Une matinée d’affrontements avec les forces de l’ordre pour se faire entendre

violence mamoudzou
stigmates des affrontements entre jeunes et forces de l'ordre
stigmates des affrontements entre jeunes et forces de l'ordre ©Mayotte la 1ère
Des collégiens et lycéens ont ce mercredi matin érigé des barrages pour réclamer des bus. Depuis la rentrée la semaine dernière, ces derniers galèrent pour rejoindre leur établissement respectif faute de transports scolaires suffisants.
 
En effet un mouvement de grève des salariés chez Matis a fortement diminué le nombre de bus en circulation. Des centaines de jeunes attendent sur les arrêt, parfois depuis quatre heures du matin, certains accompagnés de leurs parents. En vain. Les bus qui récupèrent des élèves du nord vers le sud ou le centre sont pleins depuis le départ; il n’y a donc pas de places pour tout le monde. C’est cette situation qui est ici dénoncée par ces jeunes. Mais ce mercredi, la situation a dégénéré. Les stigmates des affrontements traduisent de l’intensité des évènements de ce mercredi.
 
Affrontements jeunes et forces de l'ordre à Kawéni, commune de Mamoudzou
Affrontements jeunes et forces de l'ordre à Kawéni, commune de Mamoudzou ©Mayotte la 1ère
Parmi ces jeunes avec leur revendication jugée « légitime » par beaucoup, d’autres individus cagoulés ont semé la pagaille. En quelques, heures, des simples, barrages ont été transformés en brasiers. Des poubelles et autres pneus incendiés. Des centaines d’automobilistes ont été pris en tenaille entre deux ronds-points. Difficile de faire demi-tour. 

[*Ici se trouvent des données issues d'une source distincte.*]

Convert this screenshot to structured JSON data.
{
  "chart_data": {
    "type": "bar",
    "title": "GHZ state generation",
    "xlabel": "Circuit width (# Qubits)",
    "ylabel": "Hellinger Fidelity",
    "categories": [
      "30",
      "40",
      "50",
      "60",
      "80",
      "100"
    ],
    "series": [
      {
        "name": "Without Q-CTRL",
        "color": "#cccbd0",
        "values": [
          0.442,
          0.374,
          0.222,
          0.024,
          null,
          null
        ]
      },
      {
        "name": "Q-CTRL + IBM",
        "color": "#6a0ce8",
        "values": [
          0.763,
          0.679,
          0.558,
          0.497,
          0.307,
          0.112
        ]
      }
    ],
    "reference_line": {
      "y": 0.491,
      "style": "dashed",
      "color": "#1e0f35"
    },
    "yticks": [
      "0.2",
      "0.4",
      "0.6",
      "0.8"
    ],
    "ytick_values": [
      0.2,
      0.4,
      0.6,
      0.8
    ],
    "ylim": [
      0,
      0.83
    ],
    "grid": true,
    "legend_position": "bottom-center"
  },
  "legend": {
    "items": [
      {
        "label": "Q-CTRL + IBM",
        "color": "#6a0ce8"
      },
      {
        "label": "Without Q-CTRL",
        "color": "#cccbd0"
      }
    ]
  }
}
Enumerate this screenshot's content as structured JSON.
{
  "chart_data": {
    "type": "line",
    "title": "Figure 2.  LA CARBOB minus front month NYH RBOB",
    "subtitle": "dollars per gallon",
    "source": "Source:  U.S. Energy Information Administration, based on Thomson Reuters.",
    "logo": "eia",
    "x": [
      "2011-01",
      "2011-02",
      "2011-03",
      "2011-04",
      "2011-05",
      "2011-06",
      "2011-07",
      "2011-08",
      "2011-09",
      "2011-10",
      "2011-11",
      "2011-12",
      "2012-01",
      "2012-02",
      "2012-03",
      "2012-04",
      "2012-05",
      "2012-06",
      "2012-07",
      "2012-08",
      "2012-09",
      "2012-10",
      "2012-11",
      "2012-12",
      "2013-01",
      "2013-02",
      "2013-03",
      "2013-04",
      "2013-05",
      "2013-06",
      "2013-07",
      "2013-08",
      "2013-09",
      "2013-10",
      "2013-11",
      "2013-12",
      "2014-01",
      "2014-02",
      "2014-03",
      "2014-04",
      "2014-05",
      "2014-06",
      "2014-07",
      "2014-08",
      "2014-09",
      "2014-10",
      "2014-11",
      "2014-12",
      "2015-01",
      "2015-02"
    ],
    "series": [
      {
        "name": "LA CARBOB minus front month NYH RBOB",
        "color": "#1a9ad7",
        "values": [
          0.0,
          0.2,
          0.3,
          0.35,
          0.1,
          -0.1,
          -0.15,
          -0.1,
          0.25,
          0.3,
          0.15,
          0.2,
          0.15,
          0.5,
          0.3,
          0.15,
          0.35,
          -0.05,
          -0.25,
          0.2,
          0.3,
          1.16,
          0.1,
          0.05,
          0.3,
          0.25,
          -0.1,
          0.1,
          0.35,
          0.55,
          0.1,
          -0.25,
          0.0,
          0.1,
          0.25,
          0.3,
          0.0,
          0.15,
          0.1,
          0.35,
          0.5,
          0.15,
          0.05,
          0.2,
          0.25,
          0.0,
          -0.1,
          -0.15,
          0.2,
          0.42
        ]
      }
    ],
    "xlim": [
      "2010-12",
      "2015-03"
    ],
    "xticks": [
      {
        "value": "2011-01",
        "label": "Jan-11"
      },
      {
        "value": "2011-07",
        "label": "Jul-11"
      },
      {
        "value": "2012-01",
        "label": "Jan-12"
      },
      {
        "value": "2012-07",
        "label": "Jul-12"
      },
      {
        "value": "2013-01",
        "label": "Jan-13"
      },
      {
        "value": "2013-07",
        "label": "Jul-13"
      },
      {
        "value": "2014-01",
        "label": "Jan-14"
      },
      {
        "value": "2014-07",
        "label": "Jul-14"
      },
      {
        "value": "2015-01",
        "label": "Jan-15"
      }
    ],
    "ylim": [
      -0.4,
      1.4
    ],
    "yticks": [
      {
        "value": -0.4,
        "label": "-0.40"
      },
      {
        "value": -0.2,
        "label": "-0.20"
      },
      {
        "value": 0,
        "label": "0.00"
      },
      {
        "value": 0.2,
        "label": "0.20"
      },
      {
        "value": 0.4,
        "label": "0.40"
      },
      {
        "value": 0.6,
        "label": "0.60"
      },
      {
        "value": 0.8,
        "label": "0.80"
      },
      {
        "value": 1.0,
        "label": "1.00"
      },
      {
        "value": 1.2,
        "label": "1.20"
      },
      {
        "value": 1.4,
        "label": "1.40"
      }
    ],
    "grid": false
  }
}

automobilistes et piétons pris entre deux barrages
automobilistes et piétons pris entre deux barrages ©Mayotte la 1ère
L’intervention des gendarmes a permis la levée des barrages à certains endroits ; mais jouant à cache-cache avec les militaires, les jeunes cagoulés ont multiplié les affrontements à Koungou, Doujani, Baobab M’tsapéré. Jets de pierres d’un côté contre grenades lacrymogènes de l’autre. Des automobilistes, excédés par ces blocages ont affronté les jeunes sur un barrage à Doujani. Mamoudzou, la commune chef-lieu a été complètement isolée durant une bonne partie de la matinée. Le calme "précaire" est revenu en milieu d’après-midi.